The second reason why Mullah Omar’s decree won’t matter is the inherent ambiguity of the term civilian—which is often taken to mean “innocent.” Insurgents and counter-insurgents rarely agree on who is a "civilian" and who is a "combatant." Take for example, the military and police recruits who have been targeted by both the Afghan and Pakistani Talibans. From the perspective of insurgents—whether they be in Northern Ireland or Iraq—such recruits are legitimate targets: by joining the illegitimate army, an individual renounces their non-combatant status. This is often so even if they have yet to put on the uniform. Such attacks are generally seen as acts of “terrorism” by Western militaries, governments, media, and citizenries. Average Afghans and Pakistanis may also agree, especially since the victims of such attacks are more than likely poor young men with few other opportunities for employment.

What about the American contract workers killed in last month’s suicide attack in Kabul? These individuals were not “combatants”—they were not members of the military engaged in actual fighting. But, from the perspective of insurgents, these individuals are anything but “innocent.” Merely working for the military occupation can make a civilian the target of the insurgency. In Northern Ireland, the IRA at times targeted independent contractors and workers involved in building British military bases. The rationale given then remains common to most insurgencies: by working for the occupation, you are culpable in its perpetuation. But most of us outside the insurgency would disagree: These people were simply going to work like normal civilians.

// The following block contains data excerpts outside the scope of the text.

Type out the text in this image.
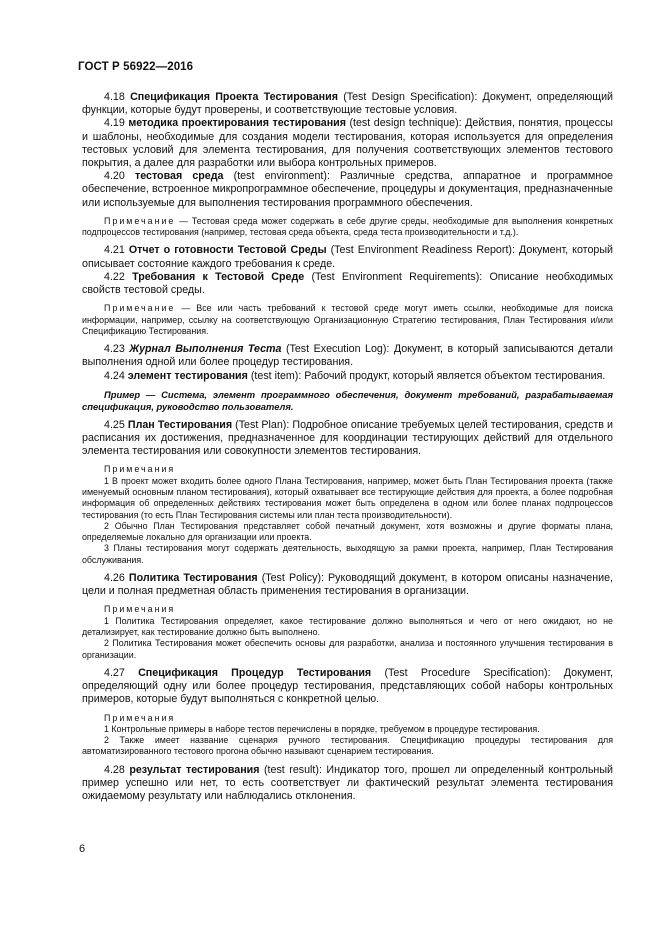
ГОСТ Р 56922—2016

4.18 Спецификация Проекта Тестирования (Test Design Specification): Документ, определяющий функции, которые будут проверены, и соответствующие тестовые условия.

4.19 методика проектирования тестирования (test design technique): Действия, понятия, процессы и шаблоны, необходимые для создания модели тестирования, которая используется для определения тестовых условий для элемента тестирования, для получения соответствующих элементов тестового покрытия, а далее для разработки или выбора контрольных примеров.

4.20 тестовая среда (test environment): Различные средства, аппаратное и программное обеспечение, встроенное микропрограммное обеспечение, процедуры и документация, предназначенные или используемые для выполнения тестирования программного обеспечения.

Примечание — Тестовая среда может содержать в себе другие среды, необходимые для выполнения конкретных подпроцессов тестирования (например, тестовая среда объекта, среда теста производительности и т.д.).

4.21 Отчет о готовности Тестовой Среды (Test Environment Readiness Report): Документ, который описывает состояние каждого требования к среде.

4.22 Требования к Тестовой Среде (Test Environment Requirements): Описание необходимых свойств тестовой среды.

Примечание — Все или часть требований к тестовой среде могут иметь ссылки, необходимые для поиска информации, например, ссылку на соответствующую Организационную Стратегию тестирования, План Тестирования и/или Спецификацию Тестирования.

4.23 Журнал Выполнения Теста (Test Execution Log): Документ, в который записываются детали выполнения одной или более процедур тестирования.

4.24 элемент тестирования (test item): Рабочий продукт, который является объектом тестирования.

Пример — Система, элемент программного обеспечения, документ требований, разрабатываемая спецификация, руководство пользователя.

4.25 План Тестирования (Test Plan): Подробное описание требуемых целей тестирования, средств и расписания их достижения, предназначенное для координации тестирующих действий для отдельного элемента тестирования или совокупности элементов тестирования.

Примечания

1 В проект может входить более одного Плана Тестирования, например, может быть План Тестирования проекта (также именуемый основным планом тестирования), который охватывает все тестирующие действия для проекта, а более подробная информация об определенных действиях тестирования может быть определена в одном или более планах подпроцессов тестирования (то есть План Тестирования системы или план теста производительности).

2 Обычно План Тестирования представляет собой печатный документ, хотя возможны и другие форматы плана, определяемые локально для организации или проекта.

3 Планы тестирования могут содержать деятельность, выходящую за рамки проекта, например, План Тестирования обслуживания.

4.26 Политика Тестирования (Test Policy): Руководящий документ, в котором описаны назначение, цели и полная предметная область применения тестирования в организации.

Примечания

1 Политика Тестирования определяет, какое тестирование должно выполняться и чего от него ожидают, но не детализирует, как тестирование должно быть выполнено.

2 Политика Тестирования может обеспечить основы для разработки, анализа и постоянного улучшения тестирования в организации.

4.27 Спецификация Процедур Тестирования (Test Procedure Specification): Документ, определяющий одну или более процедур тестирования, представляющих собой наборы контрольных примеров, которые будут выполняться с конкретной целью.

Примечания

1 Контрольные примеры в наборе тестов перечислены в порядке, требуемом в процедуре тестирования.

2 Также имеет название сценария ручного тестирования. Спецификацию процедуры тестирования для автоматизированного тестового прогона обычно называют сценарием тестирования.

4.28 результат тестирования (test result): Индикатор того, прошел ли определенный контрольный пример успешно или нет, то есть соответствует ли фактический результат элемента тестирования ожидаемому результату или наблюдались отклонения.

6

Finally, in practice “terrorism”—despite the definitional niceties of academicians—means much more than just targeting civilians. Since Iraq, for example, any attack on American combatants is treated by administrations and the media as an act of terrorism. After all, we’re at war with “the terrorists,” so those who fight us must be guilty. According to Mark Perry, one of the crucial barriers to negotiating an end to violence in Iraq's Anbar Province was the American military's penchant for labeling all insurgents as "terrorists." So long as the Taliban continues its insurgency against NATO forces they will be identified as “terrorists,” and therefore excluded from discussions. Of course, as Anbar demonstrates, military necessity can contribute significantly to definitional nuance.

Then, there's this problem: Elements of "the Taliban" may not have received Mullah Omar's memo.

To sum up, the next time someone says "Muslims have never condemned terrorism," you can point to Mullah Omar. Or you can just cite any of the countless legitimate Muslim clerics and intellectuals who have already condemned terrorism.

Monday, November 7, 2011

Morning conflicts

With escalating violence in Homs, the opposition Syrian National Council is calling for "international protection" for protesters. According to The Daily Star:
Declaring Homs a "humanitarian disaster area," the Syrian National Council urged the United Nations, the Organisation of Islamic Cooperation and the Arab League to act "to stop the massacre committed by the regime." 
In a statement received by AFP in Nicosia, it called on the international community to send "Arab and international observers, instantly, to the city of Homs to oversee the situation on the ground, and prevent the regime from continuing to commit brutal massacres."
In other news 6 “al Qaeda militants” were killed by security forces in Yemen (Time); a former ETA “military chief” was sentenced to 104 years by a Spanish court (CNN); the killing of Osama bin Ladin may have been exaggerated (The Daily Beast); and Carlos the Jackal is going on trial (The New York Times).